A company’s internal control over financial reporting is a process designed to provide reasonable assurance regarding the reliability of financial reporting and the preparation of financial statements for external purposes in accordance with generally accepted accounting principles. A company's internal control over financial reporting includes those policies and procedures that (a) pertain to the maintenance of records that, in reasonable detail, accurately and fairly reflect the transactions and dispositions of the assets of the company; (b) provide reasonable assurance that transactions are recorded as necessary to permit preparation of financial statements in accordance with generally accepted accounting principles, and that receipts and expenditures of the company are being made only in accordance with authorizations of management and directors of the company; and (c) provide reasonable assurance regarding prevention or timely detection of unauthorized acquisition, use, or disposition of the company’s assets that could have a material effect on the financial statements.

Because of its inherent limitations, internal control over financial reporting may not prevent or detect misstatements.

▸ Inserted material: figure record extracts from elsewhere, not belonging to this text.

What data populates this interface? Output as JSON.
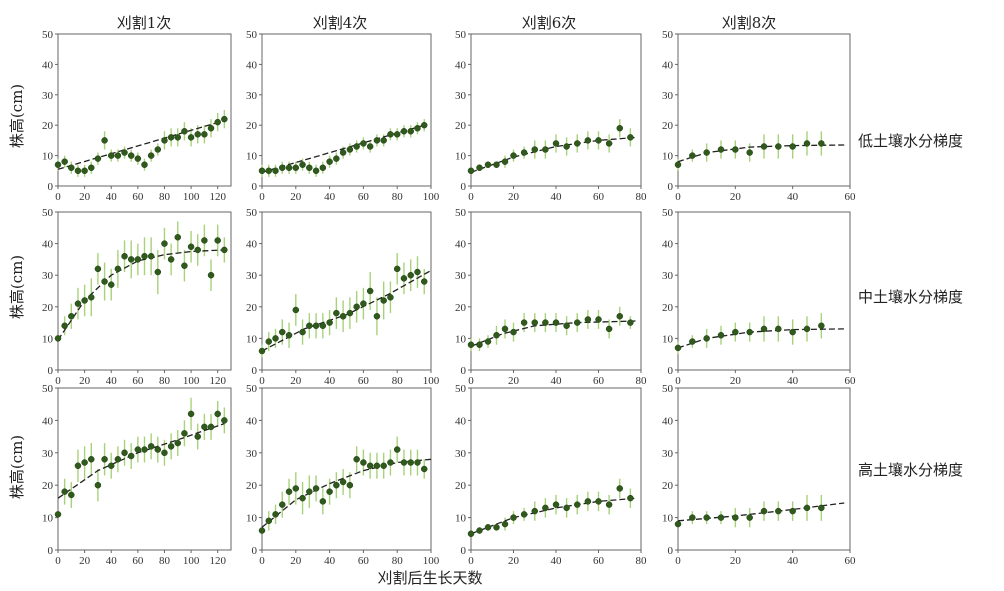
{
  "figure": {
    "col_titles": [
      "刈割1次",
      "刈割4次",
      "刈割6次",
      "刈割8次"
    ],
    "row_labels": [
      "低土壤水分梯度",
      "中土壤水分梯度",
      "高土壤水分梯度"
    ],
    "ylabel": "株高(cm)",
    "xlabel": "刈割后生长天数",
    "colors": {
      "point": "#2f5a1c",
      "errorbar": "#a8d27a",
      "trend": "#222222",
      "axis": "#666666"
    }
  },
  "chart_data": [
    {
      "type": "scatter",
      "row": 0,
      "col": 0,
      "xlim": [
        0,
        130
      ],
      "ylim": [
        0,
        50
      ],
      "xticks": [
        0,
        20,
        40,
        60,
        80,
        100,
        120
      ],
      "yticks": [
        0,
        10,
        20,
        30,
        40,
        50
      ],
      "x": [
        0,
        5,
        10,
        15,
        20,
        25,
        30,
        35,
        40,
        45,
        50,
        55,
        60,
        65,
        70,
        75,
        80,
        85,
        90,
        95,
        100,
        105,
        110,
        115,
        120,
        125
      ],
      "y": [
        7,
        8,
        6,
        5,
        5,
        6,
        9,
        15,
        10,
        10,
        11,
        10,
        9,
        7,
        10,
        12,
        15,
        16,
        16,
        18,
        16,
        17,
        17,
        19,
        21,
        22
      ],
      "err": [
        2,
        2,
        2,
        2,
        2,
        2,
        2,
        3,
        2,
        2,
        2,
        2,
        2,
        2,
        2,
        2,
        3,
        3,
        3,
        3,
        3,
        3,
        3,
        3,
        3,
        3
      ],
      "trend": [
        [
          0,
          5.5
        ],
        [
          125,
          21.5
        ]
      ]
    },
    {
      "type": "scatter",
      "row": 0,
      "col": 1,
      "xlim": [
        0,
        100
      ],
      "ylim": [
        0,
        50
      ],
      "xticks": [
        0,
        20,
        40,
        60,
        80,
        100
      ],
      "yticks": [
        0,
        10,
        20,
        30,
        40,
        50
      ],
      "x": [
        0,
        4,
        8,
        12,
        16,
        20,
        24,
        28,
        32,
        36,
        40,
        44,
        48,
        52,
        56,
        60,
        64,
        68,
        72,
        76,
        80,
        84,
        88,
        92,
        96
      ],
      "y": [
        5,
        5,
        5,
        6,
        6,
        6,
        7,
        6,
        5,
        6,
        8,
        9,
        11,
        12,
        13,
        14,
        13,
        15,
        15,
        17,
        17,
        18,
        18,
        19,
        20
      ],
      "err": [
        2,
        2,
        2,
        2,
        2,
        2,
        2,
        2,
        2,
        2,
        2,
        2,
        2,
        2,
        2,
        2,
        2,
        2,
        2,
        2,
        2,
        2,
        2,
        2,
        2
      ],
      "trend": [
        [
          0,
          4.5
        ],
        [
          96,
          20
        ]
      ]
    },
    {
      "type": "scatter",
      "row": 0,
      "col": 2,
      "xlim": [
        0,
        80
      ],
      "ylim": [
        0,
        50
      ],
      "xticks": [
        0,
        20,
        40,
        60,
        80
      ],
      "yticks": [
        0,
        10,
        20,
        30,
        40,
        50
      ],
      "x": [
        0,
        4,
        8,
        12,
        16,
        20,
        25,
        30,
        35,
        40,
        45,
        50,
        55,
        60,
        65,
        70,
        75
      ],
      "y": [
        5,
        6,
        7,
        7,
        8,
        10,
        11,
        12,
        12,
        14,
        13,
        14,
        15,
        15,
        14,
        19,
        16
      ],
      "err": [
        1,
        1,
        1,
        1,
        2,
        2,
        2,
        3,
        3,
        3,
        3,
        3,
        3,
        3,
        3,
        3,
        3
      ],
      "trend": [
        [
          0,
          4.5
        ],
        [
          20,
          9.5
        ],
        [
          40,
          13
        ],
        [
          60,
          15
        ],
        [
          78,
          16
        ]
      ]
    },
    {
      "type": "scatter",
      "row": 0,
      "col": 3,
      "xlim": [
        0,
        60
      ],
      "ylim": [
        0,
        50
      ],
      "xticks": [
        0,
        20,
        40,
        60
      ],
      "yticks": [
        0,
        10,
        20,
        30,
        40,
        50
      ],
      "x": [
        0,
        5,
        10,
        15,
        20,
        25,
        30,
        35,
        40,
        45,
        50
      ],
      "y": [
        7,
        10,
        11,
        12,
        12,
        11,
        13,
        13,
        13,
        14,
        14
      ],
      "err": [
        2,
        2,
        3,
        3,
        3,
        3,
        4,
        4,
        4,
        4,
        4
      ],
      "trend": [
        [
          0,
          8
        ],
        [
          10,
          11
        ],
        [
          25,
          12.8
        ],
        [
          40,
          13.3
        ],
        [
          58,
          13.5
        ]
      ]
    },
    {
      "type": "scatter",
      "row": 1,
      "col": 0,
      "xlim": [
        0,
        130
      ],
      "ylim": [
        0,
        50
      ],
      "xticks": [
        0,
        20,
        40,
        60,
        80,
        100,
        120
      ],
      "yticks": [
        0,
        10,
        20,
        30,
        40,
        50
      ],
      "x": [
        0,
        5,
        10,
        15,
        20,
        25,
        30,
        35,
        40,
        45,
        50,
        55,
        60,
        65,
        70,
        75,
        80,
        85,
        90,
        95,
        100,
        105,
        110,
        115,
        120,
        125
      ],
      "y": [
        10,
        14,
        17,
        21,
        22,
        23,
        32,
        28,
        27,
        32,
        36,
        35,
        35,
        36,
        36,
        31,
        40,
        35,
        42,
        33,
        39,
        38,
        41,
        30,
        41,
        38
      ],
      "err": [
        1,
        3,
        4,
        5,
        5,
        6,
        5,
        6,
        5,
        6,
        5,
        6,
        5,
        6,
        6,
        7,
        5,
        5,
        5,
        5,
        5,
        5,
        5,
        5,
        5,
        4
      ],
      "trend": [
        [
          0,
          9.5
        ],
        [
          20,
          22
        ],
        [
          40,
          30
        ],
        [
          60,
          34.5
        ],
        [
          80,
          36.5
        ],
        [
          100,
          37.5
        ],
        [
          125,
          38
        ]
      ]
    },
    {
      "type": "scatter",
      "row": 1,
      "col": 1,
      "xlim": [
        0,
        100
      ],
      "ylim": [
        0,
        50
      ],
      "xticks": [
        0,
        20,
        40,
        60,
        80,
        100
      ],
      "yticks": [
        0,
        10,
        20,
        30,
        40,
        50
      ],
      "x": [
        0,
        4,
        8,
        12,
        16,
        20,
        24,
        28,
        32,
        36,
        40,
        44,
        48,
        52,
        56,
        60,
        64,
        68,
        72,
        76,
        80,
        84,
        88,
        92,
        96
      ],
      "y": [
        6,
        9,
        10,
        12,
        11,
        19,
        12,
        14,
        14,
        14,
        15,
        18,
        17,
        18,
        20,
        21,
        25,
        17,
        22,
        23,
        32,
        29,
        30,
        31,
        28
      ],
      "err": [
        2,
        3,
        3,
        4,
        4,
        5,
        4,
        4,
        4,
        4,
        4,
        5,
        5,
        5,
        5,
        5,
        6,
        6,
        6,
        5,
        5,
        5,
        5,
        5,
        4
      ],
      "trend": [
        [
          0,
          6
        ],
        [
          25,
          13
        ],
        [
          50,
          17.5
        ],
        [
          75,
          24
        ],
        [
          100,
          31.5
        ]
      ]
    },
    {
      "type": "scatter",
      "row": 1,
      "col": 2,
      "xlim": [
        0,
        80
      ],
      "ylim": [
        0,
        50
      ],
      "xticks": [
        0,
        20,
        40,
        60,
        80
      ],
      "yticks": [
        0,
        10,
        20,
        30,
        40,
        50
      ],
      "x": [
        0,
        4,
        8,
        12,
        16,
        20,
        25,
        30,
        35,
        40,
        45,
        50,
        55,
        60,
        65,
        70,
        75
      ],
      "y": [
        8,
        8,
        9,
        11,
        13,
        12,
        15,
        15,
        15,
        15,
        14,
        15,
        16,
        16,
        13,
        17,
        15
      ],
      "err": [
        2,
        2,
        2,
        3,
        3,
        3,
        3,
        3,
        3,
        3,
        3,
        3,
        3,
        3,
        3,
        3,
        2
      ],
      "trend": [
        [
          0,
          7.5
        ],
        [
          15,
          11.5
        ],
        [
          30,
          14
        ],
        [
          50,
          15
        ],
        [
          78,
          15.5
        ]
      ]
    },
    {
      "type": "scatter",
      "row": 1,
      "col": 3,
      "xlim": [
        0,
        60
      ],
      "ylim": [
        0,
        50
      ],
      "xticks": [
        0,
        20,
        40,
        60
      ],
      "yticks": [
        0,
        10,
        20,
        30,
        40,
        50
      ],
      "x": [
        0,
        5,
        10,
        15,
        20,
        25,
        30,
        35,
        40,
        45,
        50
      ],
      "y": [
        7,
        9,
        10,
        11,
        12,
        12,
        13,
        13,
        12,
        13,
        14
      ],
      "err": [
        2,
        2,
        3,
        3,
        3,
        3,
        4,
        4,
        4,
        4,
        4
      ],
      "trend": [
        [
          0,
          7
        ],
        [
          10,
          10
        ],
        [
          25,
          12
        ],
        [
          40,
          12.8
        ],
        [
          58,
          13
        ]
      ]
    },
    {
      "type": "scatter",
      "row": 2,
      "col": 0,
      "xlim": [
        0,
        130
      ],
      "ylim": [
        0,
        50
      ],
      "xticks": [
        0,
        20,
        40,
        60,
        80,
        100,
        120
      ],
      "yticks": [
        0,
        10,
        20,
        30,
        40,
        50
      ],
      "x": [
        0,
        5,
        10,
        15,
        20,
        25,
        30,
        35,
        40,
        45,
        50,
        55,
        60,
        65,
        70,
        75,
        80,
        85,
        90,
        95,
        100,
        105,
        110,
        115,
        120,
        125
      ],
      "y": [
        11,
        18,
        17,
        26,
        27,
        28,
        20,
        28,
        26,
        28,
        30,
        29,
        31,
        31,
        32,
        31,
        30,
        32,
        33,
        36,
        42,
        35,
        38,
        38,
        42,
        40
      ],
      "err": [
        1,
        4,
        4,
        5,
        5,
        5,
        5,
        5,
        4,
        4,
        4,
        4,
        4,
        4,
        4,
        4,
        4,
        4,
        4,
        4,
        5,
        4,
        4,
        4,
        4,
        4
      ],
      "trend": [
        [
          0,
          16
        ],
        [
          30,
          24.5
        ],
        [
          60,
          30
        ],
        [
          90,
          34
        ],
        [
          125,
          39
        ]
      ]
    },
    {
      "type": "scatter",
      "row": 2,
      "col": 1,
      "xlim": [
        0,
        100
      ],
      "ylim": [
        0,
        50
      ],
      "xticks": [
        0,
        20,
        40,
        60,
        80,
        100
      ],
      "yticks": [
        0,
        10,
        20,
        30,
        40,
        50
      ],
      "x": [
        0,
        4,
        8,
        12,
        16,
        20,
        24,
        28,
        32,
        36,
        40,
        44,
        48,
        52,
        56,
        60,
        64,
        68,
        72,
        76,
        80,
        84,
        88,
        92,
        96
      ],
      "y": [
        6,
        9,
        11,
        14,
        18,
        19,
        16,
        18,
        19,
        15,
        18,
        20,
        21,
        20,
        28,
        27,
        26,
        26,
        26,
        27,
        31,
        27,
        27,
        27,
        25
      ],
      "err": [
        1,
        3,
        3,
        4,
        4,
        5,
        5,
        5,
        4,
        4,
        4,
        4,
        4,
        4,
        4,
        4,
        4,
        4,
        4,
        4,
        4,
        4,
        4,
        4,
        3
      ],
      "trend": [
        [
          0,
          7
        ],
        [
          20,
          15.5
        ],
        [
          40,
          20.5
        ],
        [
          60,
          24.5
        ],
        [
          80,
          27
        ],
        [
          100,
          28
        ]
      ]
    },
    {
      "type": "scatter",
      "row": 2,
      "col": 2,
      "xlim": [
        0,
        80
      ],
      "ylim": [
        0,
        50
      ],
      "xticks": [
        0,
        20,
        40,
        60,
        80
      ],
      "yticks": [
        0,
        10,
        20,
        30,
        40,
        50
      ],
      "x": [
        0,
        4,
        8,
        12,
        16,
        20,
        25,
        30,
        35,
        40,
        45,
        50,
        55,
        60,
        65,
        70,
        75
      ],
      "y": [
        5,
        6,
        7,
        7,
        8,
        10,
        11,
        12,
        13,
        14,
        13,
        14,
        15,
        15,
        14,
        19,
        16
      ],
      "err": [
        1,
        1,
        1,
        1,
        2,
        2,
        2,
        3,
        3,
        3,
        3,
        3,
        3,
        3,
        3,
        3,
        3
      ],
      "trend": [
        [
          0,
          5
        ],
        [
          20,
          10
        ],
        [
          40,
          13
        ],
        [
          60,
          15
        ],
        [
          78,
          16
        ]
      ]
    },
    {
      "type": "scatter",
      "row": 2,
      "col": 3,
      "xlim": [
        0,
        60
      ],
      "ylim": [
        0,
        50
      ],
      "xticks": [
        0,
        20,
        40,
        60
      ],
      "yticks": [
        0,
        10,
        20,
        30,
        40,
        50
      ],
      "x": [
        0,
        5,
        10,
        15,
        20,
        25,
        30,
        35,
        40,
        45,
        50
      ],
      "y": [
        8,
        10,
        10,
        10,
        10,
        10,
        12,
        12,
        12,
        13,
        13
      ],
      "err": [
        1,
        2,
        2,
        2,
        3,
        3,
        3,
        3,
        3,
        4,
        4
      ],
      "trend": [
        [
          0,
          9
        ],
        [
          20,
          10.5
        ],
        [
          40,
          12.5
        ],
        [
          58,
          14.5
        ]
      ]
    }
  ]
}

Also, projections of any evaluation of effectiveness to future periods are subject to the risk that controls may become inadequate because of changes in conditions, or that the degree of compliance with the policies or procedures may deteriorate.

In our opinion, the Company maintained, in all material respects, effective internal control over financial reporting as of December 31, 2014, based on criteria established in Internal Control—Integrated Framework issued by the Committee of Sponsoring Organizations of the Treadway Commission (2013).

We have also audited, in accordance with the standards of the Public Company Accounting Oversight Board (United States), the related consolidated balance sheets, statements of operations, comprehensive income (loss), changes in stockholders’ equity, and cash flows of the Company, and our report dated March 16, 2015, except for the change in the corporate name, composition of continuing operations and reportable segments discussed in Note 1—Business and Operations, Note 2—Financial Statement Presentation and Significant Accounting Policies, Note 8—Income Taxes, Note 12—Operations by Reportable Segment, Note 13—Discontinued Operations and Note 16—Subsequent Events to the consolidated financial statements, as to which the date is October 6, 2015, expressed an unqualified opinion.